Amblemini Erich Sokol çizdi
Do&Co’nun adı, kurucusu Attila Doğudan’ın soyadının ve İngilizce şirket anlamına gelen "company" kelimesinin ilk iki harfinden alıyor. Arada ise "ve" harfinin kısaltması "&" bulunuyor. Şirketin logosu, ünlü karikatürist Erich Sokol tarafından tasarlandı. 2003’te hayata veda eden Sokol’un eserleri dünyanın en ünlü dergilerinin kapaklarını süsledi.SALATA SOSU ŞİŞEYE
THY uçaklarındaki ikram tepsilerine konan salata sosu, şimdilerle bir poşette. Ancak poşet açılırken mutlaka içindeki zeytinyağı ağırlıklı sos fışkırıyor. Kravatlara, gömleklere zarar veriyor. Yakın gelecekte salata sosları ki zeytinyağı, balzamik karışımından oluşan soslar pet şişeye girecek. Hem daha şık görünecekler hem de kullanımı zarar vermeyecek hale gelecek.
5 BİN KİŞİ ÇALIŞIYORGeçen yılı 305 milyon Euro ciro ile kapatan Do&Co’nun 7 ülkede 22 havalimanında havayolu şirketlerine hizmet veren mutfağı, ikram hizmeti sunduğu first class yolcu salonları ve müzeler, Viyana’da işlettiği restoran-bar ve oteli bulunuyor. Do&Co’da toplam çalışan sayısı 5 bin.

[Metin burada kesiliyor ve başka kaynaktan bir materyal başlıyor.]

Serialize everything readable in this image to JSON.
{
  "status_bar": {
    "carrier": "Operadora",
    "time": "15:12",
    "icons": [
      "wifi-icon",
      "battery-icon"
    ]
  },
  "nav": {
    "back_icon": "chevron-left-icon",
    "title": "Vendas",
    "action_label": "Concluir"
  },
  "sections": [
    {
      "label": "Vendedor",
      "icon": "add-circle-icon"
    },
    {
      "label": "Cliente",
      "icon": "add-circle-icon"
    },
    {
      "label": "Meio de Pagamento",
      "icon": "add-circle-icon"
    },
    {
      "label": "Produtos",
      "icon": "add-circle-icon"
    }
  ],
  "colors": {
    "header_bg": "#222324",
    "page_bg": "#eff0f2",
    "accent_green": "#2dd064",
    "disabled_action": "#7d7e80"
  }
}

DO&CO’NUN 27 YILIK GEÇMİŞİ1981: Do&Co, Attila Doğudan’ın babasının Kervansaray Restoranı’nın yanında küçük bir restoran olarak kuruldu. Doğudan hem üniversitede okudu, hem bu küçük restoranı işletti.
1983: Restoranın yanı sıra ev partilerine ikram hizmeti vermeye başladı.
1987: Niki Lauda ile tanıştı. İki hafta sonra Lauda’nın havayolu şirketine ikram vermeye başladı.
1992: Organizasyon ikramlarında hızla yükselen Do&Co, Formula 1 yarışlarının ikram ihalesini kazandı.
1995: Avusturya dışına çıkmaya başlayan şirket New York, Frankfurt, Berlin, Münih, Londra, Milano ve Salzburg’da mutfaklar açtı.
1998: Şirket halka açıldı.
2002: Avusturya’nın 200 yıllık çikolata markası Demel’i satın aldı.
2004: Lufthansa’nın Frankfurt’taki, Emirates’in New York JFK Havalimanı’ndaki first class özel yolcu salonlarının ikramına başladı. British Museum’un, 2004 Avrupa Futbol Şampiyonası’nın ikramlarını başarıyla yaptı. Viyana’da Do&Co Hotel açıldı.
2007: Türk Hava Yolları ile ortak İstanbul merkezli Turkish Do&Co kuruldu. Şirket halen Türkiye’de yedi havalimanında ikram hizmeti sunuyor. Münih’te BMW merkezinde ikram hizmeti başladı.
2008: Demel’in mayısta New York’ta özel satış merkezi açılıyor. Avusturya ve İsviçre’nin ortak düzenlediği 2008 Avrupa Futbol Şampiyonası’ndaki ikram organizasyonu, 4 yıl önce olduğu gibi yine Do&Co tarafından yapılacak.